Nadia Toffa, dal malore in un hotel di Trieste all’annuncio in diretta Tv

di Redazione Blitz
Pubblicato il 13 Agosto 2019 9:07 | Ultimo aggiornamento: 13 Agosto 2019 18:47
Nadia Toffa, foto Instagram

Nadia Toffa (foto Instagram)

ROMA – Nadia Toffa, la conduttrice delle Iene, è morta dopo una lunga battaglia contro il cancro. 

E’ il 2 dicembre del 2017 quando la Toffa è vittima di un malore, improvviso, in un hotel di Trieste. Segue uno stop. L’11 febbraio del 2018 poi l’annuncio in diretta: 

“Ho avuto un cancro. In questi due mesi mi sono curata, ho fatto chemioterapia e radioterapia dopo un’operazione, perché dei meravigliosi medici mi hanno operata e mi hanno tolto il cento percento di questo cancro. Ho fatto una radio e una chemioterapia preventiva, perché poteva essere rimasta una piccola cellula che la tac non vedeva. Il medico mi ha guardato negli occhi e mi ha detto: se tu fossi mia figlia io farei così. C’è una data molto importante per me, che è il 6 febbraio: cinque giorni fa ho finito la radio e la chemio. Non lo sapeva nessuno”.

Dopo una lunga gavetta a Telesanterno a ReteBrescia, la Toffa arriva alle Iene nel 2009 dove la conduttrice si fa strada con le sue inchieste sulla ludopatia e sullo smaltimento illegale dei rifiuti in Campania. Solo per fare due esempi.

Nel 2016 la Toffa diventa conduttrice del programma. Poi la malattia.

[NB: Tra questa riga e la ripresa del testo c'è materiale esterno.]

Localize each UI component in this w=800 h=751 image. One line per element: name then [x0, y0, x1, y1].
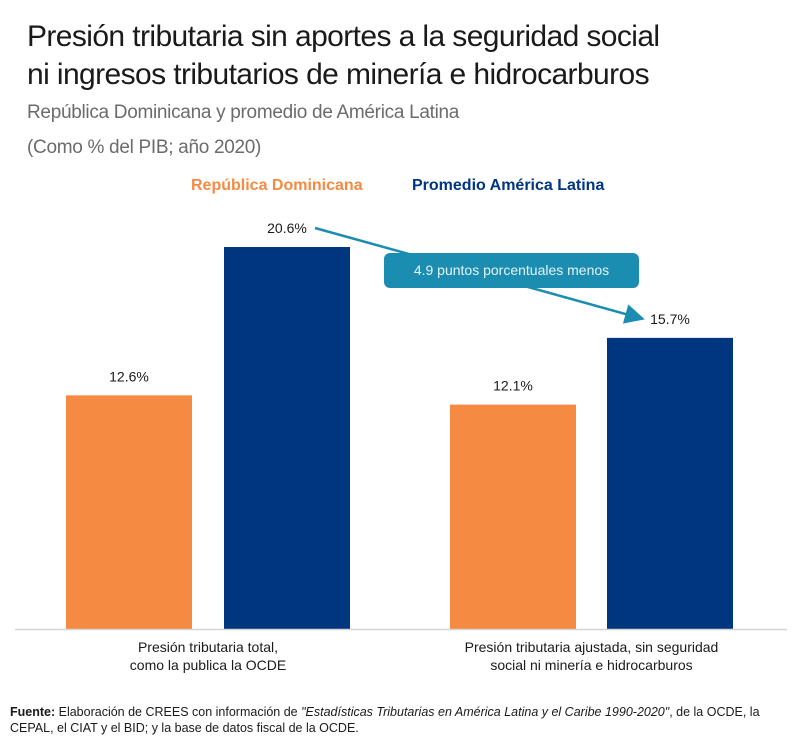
bar-america-latina-0	[224, 247, 350, 629]
category-label-line: como la publica la OCDE	[129, 657, 287, 673]
category-label-ajustada: Presión tributaria ajustada, sin segurid…	[430, 638, 753, 674]
value-label: 12.6%	[109, 368, 149, 384]
chart-units: (Como % del PIB; año 2020)	[27, 137, 262, 158]
value-label: 12.1%	[493, 378, 533, 394]
source-publication: "Estadísticas Tributarias en América Lat…	[301, 705, 670, 719]
annotation-callout: 4.9 puntos porcentuales menos	[384, 253, 639, 288]
value-label: 15.7%	[650, 311, 690, 327]
source-text-after: , de la OCDE, la CEPAL, el CIAT y el BID…	[10, 705, 760, 735]
bars-group	[66, 247, 733, 629]
value-labels-group: 12.6% 12.1% 20.6% 15.7%	[109, 220, 690, 394]
legend-america-latina: Promedio América Latina	[412, 177, 605, 194]
legend-republica-dominicana: República Dominicana	[191, 177, 363, 194]
category-label-line: social ni minería e hidrocarburos	[490, 657, 693, 673]
source-note: Fuente: Elaboración de CREES con informa…	[10, 704, 790, 736]
title-line-1: Presión tributaria sin aportes a la segu…	[27, 20, 660, 53]
bar-republica-dominicana-1	[450, 404, 576, 629]
chart-title: Presión tributaria sin aportes a la segu…	[27, 18, 787, 94]
category-label-line: Presión tributaria ajustada, sin segurid…	[464, 639, 719, 655]
source-label: Fuente:	[10, 705, 56, 719]
chart-subtitle: República Dominicana y promedio de Améri…	[27, 102, 460, 123]
bar-america-latina-1	[607, 337, 733, 629]
source-text-before: Elaboración de CREES con información de	[55, 705, 302, 719]
value-label: 20.6%	[267, 220, 307, 236]
category-label-line: Presión tributaria total,	[137, 639, 279, 655]
category-label-total: Presión tributaria total, como la public…	[66, 638, 350, 674]
title-line-2: ni ingresos tributarios de minería e hid…	[27, 58, 650, 91]
bar-republica-dominicana-0	[66, 395, 192, 629]
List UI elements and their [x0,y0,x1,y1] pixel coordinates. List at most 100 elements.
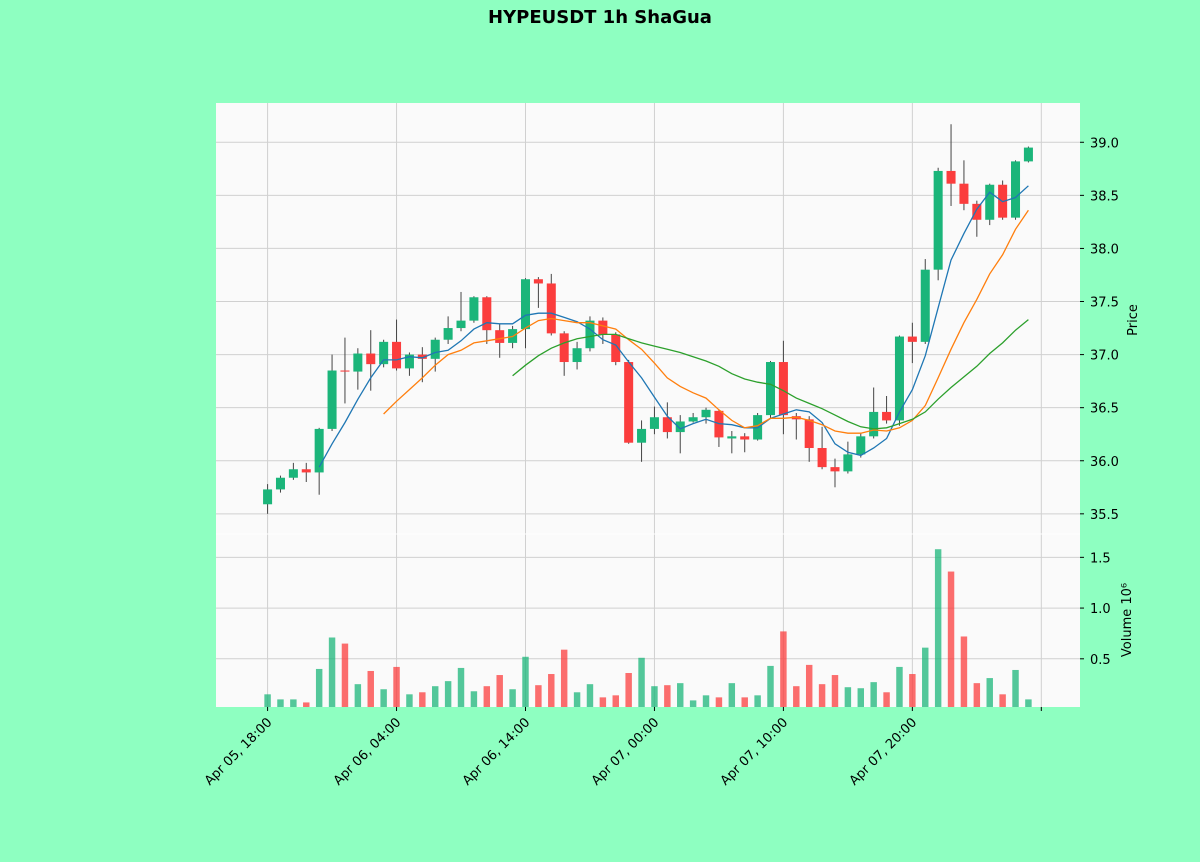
candle-body [572,348,582,363]
moving-average [512,319,1029,430]
candle-body [920,269,930,342]
candle-body [392,341,402,369]
candle-body [894,336,904,421]
volume-bar [651,686,658,707]
candle-body [353,353,363,372]
candle-body [959,183,969,204]
volume-bar [818,684,826,707]
candle-body [637,428,647,443]
candle-body [327,370,337,429]
volume-bar [419,692,426,707]
candle-body [869,411,879,437]
candle-body [817,448,827,468]
volume-bar [315,668,323,707]
volume-bar [522,656,529,707]
volume-bar [715,697,723,707]
volume-bar [483,686,491,707]
candle-body [649,417,659,429]
y-tick-label: 37.5 [1090,296,1119,311]
moving-average [318,185,1029,468]
candle-body [843,454,853,472]
volume-bar [1025,699,1032,707]
candle-body [804,419,814,449]
candle-body [778,362,788,416]
volume-bar [560,649,568,707]
volume-bar [728,683,736,707]
candle-body [830,467,840,472]
volume-bar [354,684,362,707]
candle-body [314,428,324,473]
candle-body [907,336,917,342]
y-tick-label: 37.0 [1090,349,1119,364]
candle-body [1023,147,1033,162]
volume-bar [432,686,439,707]
candle-body [546,283,556,334]
volume-axis-label: Volume 10⁶ [1120,583,1135,657]
candle-body [520,279,531,330]
volume-bar [625,673,632,707]
volume-bar [805,664,813,707]
y-axis-label: Price [1126,304,1141,336]
candle-body [972,203,982,220]
volume-bar [844,687,852,707]
volume-bar [638,657,645,707]
y-tick-label: 36.0 [1090,455,1119,470]
candle-body [275,477,285,490]
candle-body [456,320,466,329]
x-tick-label: Apr 06, 14:00 [460,715,533,788]
volume-bar [612,695,619,707]
volume-bar [689,700,697,707]
candle-body [688,417,698,422]
volume-bar [393,666,400,707]
candle-body [340,370,350,372]
volume-bar [947,571,955,707]
candle-body [598,320,608,335]
volume-bar [599,697,607,707]
volume-bar [767,665,774,707]
volume-bar [509,689,516,707]
volume-bar [367,670,374,707]
volume-bar [896,666,903,707]
volume-bar [586,684,594,707]
candle-body [430,339,440,359]
volume-bar [444,681,452,707]
candle-body [469,297,479,321]
volume-bar [290,699,297,707]
candle-body [946,170,956,184]
candle-body [624,362,634,443]
volume-bar [702,695,710,707]
y-tick-label: 36.5 [1090,402,1119,417]
volume-bar [793,686,800,707]
volume-bar [883,692,890,707]
candle-body [559,333,569,363]
volume-bar [960,636,968,707]
volume-bar [406,694,413,707]
volume-bar [328,637,336,707]
volume-bar [780,631,787,707]
x-tick-label: Apr 07, 00:00 [589,715,662,788]
volume-tick-label: 1.0 [1090,602,1111,617]
volume-bar [264,694,271,707]
candle-body [417,354,427,359]
volume-bar [741,697,748,707]
volume-bar [470,691,478,707]
volume-bar [870,682,877,707]
candle-body [727,436,737,439]
volume-bar [831,675,839,707]
volume-bar [973,683,981,707]
volume-bar [457,667,465,707]
candle-body [765,362,776,416]
volume-bar [999,694,1006,707]
candle-body [288,469,298,478]
volume-bar [548,674,555,707]
volume-bar [380,689,387,707]
volume-bar [341,643,349,707]
volume-bar [922,647,929,707]
y-tick-label: 35.5 [1090,508,1119,523]
chart-title: HYPEUSDT 1h ShaGua [488,7,712,28]
candle-body [533,279,543,284]
y-tick-label: 38.5 [1090,189,1119,204]
candle-body [1011,161,1021,218]
volume-bar [303,702,310,707]
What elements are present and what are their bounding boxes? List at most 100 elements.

“All’inizio mi chiedevo ‘perché proprio a me?’ – raccontò a Verissimo nell’ottobre del 2018 – Poi, dopo mesi, ho trasformato questa domanda in ‘perché non a me?’. È il mio dolore e me lo devo portare. È una sfida che posso magari non vincere, ma devo combatterla mettendocela tutta. Vorrei dire alle persone che ci guardano da casa di non mollare mai perché non sono sole”.

Ora di Nadia ci resta il suo sorriso. “Non ho paura della morte – si legge in uno dei suoi post – E non vorrei mai sapere quando morirò, perché non saprei che fare. Io voglio vivere la mia vita normale, senza cambiare una virgola. La vita è stramba, ci stupisce sempre, ma anche con i lieti fine però. Ci sono persone che guariscono, persone che imparano dal dolore, dalla morte, a non avere paura. Io non ho più paura di morire”.